Si les pollutions d’origine chimique ou industrielle génèrent des
désordres de diverses natures ainsi que des nuisances visuelles, olfactives ou
acoustiques,
la « pollution électromagnétique » est certes « invisible » (1), mais elle est réelle.
Nombreuses sont en effet les sources d’exposition aux champs
électromagnétiques : les lignes à haute tension, les téléphones portables,
les bornes Wi-Fi, les fours à micro-ondes, les télévisions, les radars, les
antennes-relais, les compteurs Linky...
L’exposition à ces ondes électromagnétiques suscite d’ailleurs de vives
craintes et des interrogations légitimes quant à leurs effets sanitaires et
leur dangerosité éventuelle.
Alors même que les objets connectés se multiplient, le constat d’une
quasi-absence de certitude scientifique quant à leur innocuité présumée
s’impose (I), notamment dans le cas des compteurs Linky (II).
Les autorités publiques devraient ainsi se saisir du principe de
précaution comme outil de préservation de la santé publique (III).
La
méconnaissance scientifique des effets sanitaires de l’exposition aux champs électromagnétiques
En 2002, le
Centre International de Recherche sur le Cancer (CIRC) a classé les champs
électromagnétiques hyperfréquences dans la catégorie « peut-être cancérogènes
pour l’homme (groupe 2B) ».
Selon
l’Organisation Mondiale de la Santé (OMS), qui a classé en 2011) les émissions électromagnétiques
et radiofréquences comme « cancérogènes possibles », il existe
des signes d’un lien entre une exposition de longue durée aux ondes
électromagnétiques et certains cancers.
L’OMS a d’ailleurs inscrit dans sa classification internationale des
maladies le syndrome d’hypersensibilité chimique multiple (MCS).
La réalité des symptômes de l’électrohypersensibilité (EHS) est quant à
elle reconnue par l’Agence nationale de sécurité sanitaire (ANSES), sans que le
rôle des ondes électromagnétiques ne soit admis officiellement dans ces
symptômes.
Plus généralement, l’impact sur la santé d’une exposition habituelle aux
champs électromagnétiques de fréquence intermédiaire, dans lesquels évoluent
les compteurs Linky, demeure une question encore très méconnue de la
littérature scientifique.
Dans un rapport de 2016 (5/2013 – EU 25933), l’Agence européenne pour l’environnement (AEE) relevait que
ces effets sanitaires étaient insuffisamment connus et devaient faire l’objet
d’études approfondies, en ces termes :
« (…) Concernant les fréquences intermédiaires et les champs
statiques, les études sont peu nombreuses et les données permettant une évaluation
pertinente des risques sont très limitées. Le CSRCEN considère que, compte tenu
de l’exposition professionnelle croissante aux FI parmi les ouvriers (par
exemple dans le secteur de la sécurité, les commerces et certaines industries),
la recherche dans ce domaine doit être une priorité. »
Dans son rapport d’expertise collective (version révisée de juin 2017),
intitulé « Exposition de la population aux champs électromagnétiques
émis par les compteurs communicants », l’ANSES a rappelé que dans une étude
de 2009 de l’AFSSET (devenue ANSES en 2010 suite à sa fusion avec l’AFSSA), ayant pour objet l’évaluation des effets
sanitaires potentiels des radiofréquences, les experts concluaient, à propos de
la bande 9 kHz-10 MHz que :
« Peu d’études expérimentales et épidémiologiques sont
disponibles concernant les effets des champs électromagnétiques des fréquences
intermédiaires sur la santé. »
Dans son rapport d’octobre 2016, l’ANSES recommandait déjà la réalisation
d’études scientifiques visant à mieux connaître les effets sur la santé des
ondes électromagnétiques émises par les compteurs communicants.

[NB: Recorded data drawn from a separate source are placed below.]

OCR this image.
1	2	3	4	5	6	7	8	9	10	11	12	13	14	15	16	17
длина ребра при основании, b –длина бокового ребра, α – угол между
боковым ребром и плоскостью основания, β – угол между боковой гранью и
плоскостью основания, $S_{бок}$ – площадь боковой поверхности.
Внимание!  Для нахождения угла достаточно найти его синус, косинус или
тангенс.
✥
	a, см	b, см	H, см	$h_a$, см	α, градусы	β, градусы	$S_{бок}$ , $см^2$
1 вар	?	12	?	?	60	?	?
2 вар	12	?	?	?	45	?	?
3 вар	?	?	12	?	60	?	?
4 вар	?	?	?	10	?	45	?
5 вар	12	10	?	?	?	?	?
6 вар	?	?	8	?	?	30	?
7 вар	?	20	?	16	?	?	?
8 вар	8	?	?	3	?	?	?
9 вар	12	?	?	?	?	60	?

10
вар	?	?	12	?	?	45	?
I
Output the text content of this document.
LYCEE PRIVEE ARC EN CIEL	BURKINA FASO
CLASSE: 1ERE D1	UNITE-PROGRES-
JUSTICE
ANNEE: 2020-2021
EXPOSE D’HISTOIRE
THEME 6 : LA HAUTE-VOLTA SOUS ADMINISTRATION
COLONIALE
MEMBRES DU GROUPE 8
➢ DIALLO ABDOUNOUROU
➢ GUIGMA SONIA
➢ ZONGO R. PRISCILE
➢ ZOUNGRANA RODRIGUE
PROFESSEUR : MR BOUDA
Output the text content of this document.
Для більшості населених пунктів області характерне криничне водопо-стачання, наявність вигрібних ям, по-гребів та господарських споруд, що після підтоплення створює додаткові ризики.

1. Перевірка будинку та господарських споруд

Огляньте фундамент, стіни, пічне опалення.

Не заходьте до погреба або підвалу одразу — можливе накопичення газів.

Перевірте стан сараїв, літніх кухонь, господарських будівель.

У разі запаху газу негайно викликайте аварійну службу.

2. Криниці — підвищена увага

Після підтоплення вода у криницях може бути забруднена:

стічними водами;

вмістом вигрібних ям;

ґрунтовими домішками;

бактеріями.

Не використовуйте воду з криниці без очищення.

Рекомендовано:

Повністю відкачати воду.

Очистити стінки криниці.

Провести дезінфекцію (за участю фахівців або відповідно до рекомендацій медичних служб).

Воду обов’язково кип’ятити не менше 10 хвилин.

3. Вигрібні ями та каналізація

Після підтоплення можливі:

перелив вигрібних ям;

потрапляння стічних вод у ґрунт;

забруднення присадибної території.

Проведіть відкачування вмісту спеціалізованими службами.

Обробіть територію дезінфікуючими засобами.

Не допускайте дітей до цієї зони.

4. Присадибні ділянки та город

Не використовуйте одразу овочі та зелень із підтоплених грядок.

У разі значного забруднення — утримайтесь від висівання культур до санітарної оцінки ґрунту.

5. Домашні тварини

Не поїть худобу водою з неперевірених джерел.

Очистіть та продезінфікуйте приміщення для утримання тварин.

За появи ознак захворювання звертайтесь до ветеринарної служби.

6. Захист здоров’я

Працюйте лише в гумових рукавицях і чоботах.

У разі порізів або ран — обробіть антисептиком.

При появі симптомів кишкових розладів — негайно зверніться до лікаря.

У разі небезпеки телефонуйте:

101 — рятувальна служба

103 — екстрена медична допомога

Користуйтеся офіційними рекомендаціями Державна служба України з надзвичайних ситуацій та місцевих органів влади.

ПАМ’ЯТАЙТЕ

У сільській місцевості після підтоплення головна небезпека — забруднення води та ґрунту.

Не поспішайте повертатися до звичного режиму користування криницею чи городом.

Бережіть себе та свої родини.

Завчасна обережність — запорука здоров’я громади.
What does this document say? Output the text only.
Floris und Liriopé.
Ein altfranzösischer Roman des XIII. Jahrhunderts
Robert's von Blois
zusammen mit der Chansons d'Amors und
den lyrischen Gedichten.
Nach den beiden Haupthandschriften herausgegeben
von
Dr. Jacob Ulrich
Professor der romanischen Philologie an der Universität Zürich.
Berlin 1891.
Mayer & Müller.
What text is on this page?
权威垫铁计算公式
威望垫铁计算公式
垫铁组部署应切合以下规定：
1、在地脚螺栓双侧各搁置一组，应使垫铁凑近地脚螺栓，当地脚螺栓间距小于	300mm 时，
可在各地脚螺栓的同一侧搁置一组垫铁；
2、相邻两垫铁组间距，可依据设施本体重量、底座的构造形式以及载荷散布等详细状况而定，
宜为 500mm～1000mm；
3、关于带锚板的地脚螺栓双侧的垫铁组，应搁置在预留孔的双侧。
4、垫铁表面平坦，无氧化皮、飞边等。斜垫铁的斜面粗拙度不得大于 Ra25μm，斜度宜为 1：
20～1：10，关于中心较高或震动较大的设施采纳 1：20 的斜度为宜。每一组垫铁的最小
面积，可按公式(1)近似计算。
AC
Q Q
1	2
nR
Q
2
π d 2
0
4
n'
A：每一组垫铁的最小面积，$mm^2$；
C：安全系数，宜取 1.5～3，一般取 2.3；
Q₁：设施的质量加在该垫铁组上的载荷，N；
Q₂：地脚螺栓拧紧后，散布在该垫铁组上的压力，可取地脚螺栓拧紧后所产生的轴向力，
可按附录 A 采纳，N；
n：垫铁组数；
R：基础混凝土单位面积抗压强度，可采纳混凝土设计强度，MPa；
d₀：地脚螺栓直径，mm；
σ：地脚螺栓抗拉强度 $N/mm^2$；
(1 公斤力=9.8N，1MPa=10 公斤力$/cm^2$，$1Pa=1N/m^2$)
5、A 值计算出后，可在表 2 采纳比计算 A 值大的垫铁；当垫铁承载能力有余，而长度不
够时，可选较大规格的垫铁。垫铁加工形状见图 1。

Il résulte de ce qui précède que les champs électromagnétiques, pouvant
particulièrement incommoder les personnes électrosensibles, posent encore
question pour le reste de la population compte tenu de l’effet nocebo qui
s’observe.
Le cas des
compteurs Linky
Le déploiement des compteurs Linky en France – initié à la suite de la directive européenne 2009/72/CE du
Parlement européen et du Conseil du 13 juillet 2009 concernant des règles communes pour le marché intérieur de l’électricité
– suscite de très vives inquiétudes de la part de nombreux citoyens,
d’associations, de collectivités territoriales et d’édiles, notamment en ce qui
concerne les effets sanitaires de l’exposition à ces nouveaux compteurs et
courants porteurs en ligne (CPL).
Ayant vocation à être déployés d’ici 2024 sur 95 % du territoire national, ces compteurs communicants
fonctionnent via une technologie de CPL, impliquant pour les personnes
au domicile ou au voisinage desquels ils sont installés,
une exposition quotidienne à de nouveaux champs électromagnétiques dans la
gamme de fréquences comprises dans la bande CENELEC A de 35 à 95 kHz.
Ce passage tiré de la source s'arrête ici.